BAJR Wrote:Simple question... when to take a bulk sample... why..... and how.
When you want to:
a) look for material to radiocarbon date
b) recover small bones (especially fish bones)
c) recover other palaeoenvironmental evidence - including snails, charred plant remains, other shells etc. etc.
The caveat is, however, the information recovered may be useless if you don't understand the formation processes of the context you are sampling...........
It can be complicated. For instance. There is no point sampling a context for charred material to date if its say, from a pit, dug into a ditch, dug into a buried soil.....and it looks like the context in question has derived from the re-deposited fills of the earlier features......unless, you've got a big dump of say charred grain that looks like its one event and not re-deposited earlier material.
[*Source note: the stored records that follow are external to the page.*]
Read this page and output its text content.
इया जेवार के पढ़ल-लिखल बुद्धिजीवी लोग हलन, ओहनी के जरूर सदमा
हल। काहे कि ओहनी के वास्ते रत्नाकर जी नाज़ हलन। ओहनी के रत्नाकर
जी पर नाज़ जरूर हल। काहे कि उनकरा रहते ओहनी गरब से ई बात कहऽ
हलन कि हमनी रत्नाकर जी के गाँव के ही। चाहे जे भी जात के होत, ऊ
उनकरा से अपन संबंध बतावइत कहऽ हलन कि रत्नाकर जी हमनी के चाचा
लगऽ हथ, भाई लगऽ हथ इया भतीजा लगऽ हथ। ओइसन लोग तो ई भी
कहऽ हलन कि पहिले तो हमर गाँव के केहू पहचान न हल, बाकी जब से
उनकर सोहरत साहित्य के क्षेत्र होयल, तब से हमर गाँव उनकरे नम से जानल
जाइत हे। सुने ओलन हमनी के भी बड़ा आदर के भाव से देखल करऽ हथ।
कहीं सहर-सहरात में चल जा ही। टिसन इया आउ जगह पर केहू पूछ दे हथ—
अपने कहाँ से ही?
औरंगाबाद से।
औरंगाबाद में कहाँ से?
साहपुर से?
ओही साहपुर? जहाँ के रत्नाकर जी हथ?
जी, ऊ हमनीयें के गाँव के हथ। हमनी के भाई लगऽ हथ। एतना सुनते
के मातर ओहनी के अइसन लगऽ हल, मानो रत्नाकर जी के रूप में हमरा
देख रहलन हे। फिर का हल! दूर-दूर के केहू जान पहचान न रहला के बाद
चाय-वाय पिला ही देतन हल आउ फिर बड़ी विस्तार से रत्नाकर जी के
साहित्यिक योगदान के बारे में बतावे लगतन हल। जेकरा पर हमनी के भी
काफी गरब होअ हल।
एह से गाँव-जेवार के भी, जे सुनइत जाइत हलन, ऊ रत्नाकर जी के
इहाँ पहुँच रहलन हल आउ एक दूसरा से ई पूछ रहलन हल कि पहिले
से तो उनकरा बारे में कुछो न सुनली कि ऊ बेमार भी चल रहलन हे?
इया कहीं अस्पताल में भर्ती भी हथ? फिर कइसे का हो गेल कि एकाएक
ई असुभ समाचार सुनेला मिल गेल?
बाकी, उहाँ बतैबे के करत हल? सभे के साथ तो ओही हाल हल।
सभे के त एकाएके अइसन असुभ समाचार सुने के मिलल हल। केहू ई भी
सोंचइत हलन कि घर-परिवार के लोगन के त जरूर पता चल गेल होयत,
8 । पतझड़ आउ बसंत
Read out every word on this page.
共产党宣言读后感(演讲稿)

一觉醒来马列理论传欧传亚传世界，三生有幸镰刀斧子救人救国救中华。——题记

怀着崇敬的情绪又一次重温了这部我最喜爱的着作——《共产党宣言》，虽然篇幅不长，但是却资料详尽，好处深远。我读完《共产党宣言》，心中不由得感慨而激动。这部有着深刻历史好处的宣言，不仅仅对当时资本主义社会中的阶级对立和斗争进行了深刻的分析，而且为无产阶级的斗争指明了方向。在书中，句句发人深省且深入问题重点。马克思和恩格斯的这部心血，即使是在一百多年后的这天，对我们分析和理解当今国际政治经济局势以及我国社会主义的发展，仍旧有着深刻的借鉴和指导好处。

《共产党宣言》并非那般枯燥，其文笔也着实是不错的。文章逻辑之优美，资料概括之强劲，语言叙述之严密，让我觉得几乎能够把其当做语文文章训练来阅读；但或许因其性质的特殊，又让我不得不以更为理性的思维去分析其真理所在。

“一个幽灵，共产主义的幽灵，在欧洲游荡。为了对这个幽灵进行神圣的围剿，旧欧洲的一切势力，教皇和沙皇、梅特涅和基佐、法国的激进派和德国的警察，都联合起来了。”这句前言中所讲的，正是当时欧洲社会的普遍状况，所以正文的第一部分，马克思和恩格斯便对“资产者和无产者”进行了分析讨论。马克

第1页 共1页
Also, as Dino said you gotta be canny on strategy and interpretation.
Take the example of a well-dated (from pottery for example) pit in a settlement with a 'black looking' deposit that contained charred grain in it. The pit seems to have been back-filled quickly, with a narrow date range of pottery, no inter-cutting, etc.
The supervisor takes 4 tubs from this pit and say 2 tubs (100%) of the fill from another similar pit but doesn't sample any of the other features in the settlement because they didn't look like they had much stuff in them and to save money.
In interpretation, the supervisor states that the area where the two pits were represents a crop-processing area. And uses the analysis from the 4 tub sample (as it had more grain) to calculate the ratios of crops used by the settlement inhabitants, finding that they relied of oats more than say wheat and barley. In his discussion he goes on to link this with the altitude of the site and contemporary palaeoclimatic data.
Unfortunately, years later the site is redeveloped and the previous area is re-dug along with the rest of the settlement using a comprehensive sampling strategy, taking samples from most features (several from some of the ditches) in an equally distributed pattern across the whole settlement.
From the analysis it turns out that the former 'crop-processing' area is just part of a background of charred grain across the whole settlement, the spikes of charred grain/chaff/seeds were focused around most of the roundhouses. Furthermore the analysis of the much larger sample of material relating to the main phase of occupation contains a much higher proportion of wheat than oats. Radiocarbon dating also showed that the pits from the previous excavation were from a later phase............turned out that the three bits of 1st century pottery used to date the pits were small, abraded and redeposited..........
Sorry that was a bit of a ramble...................my point being, there are no hard and fast rules on when to take a sample, it depends on what your final objectives are.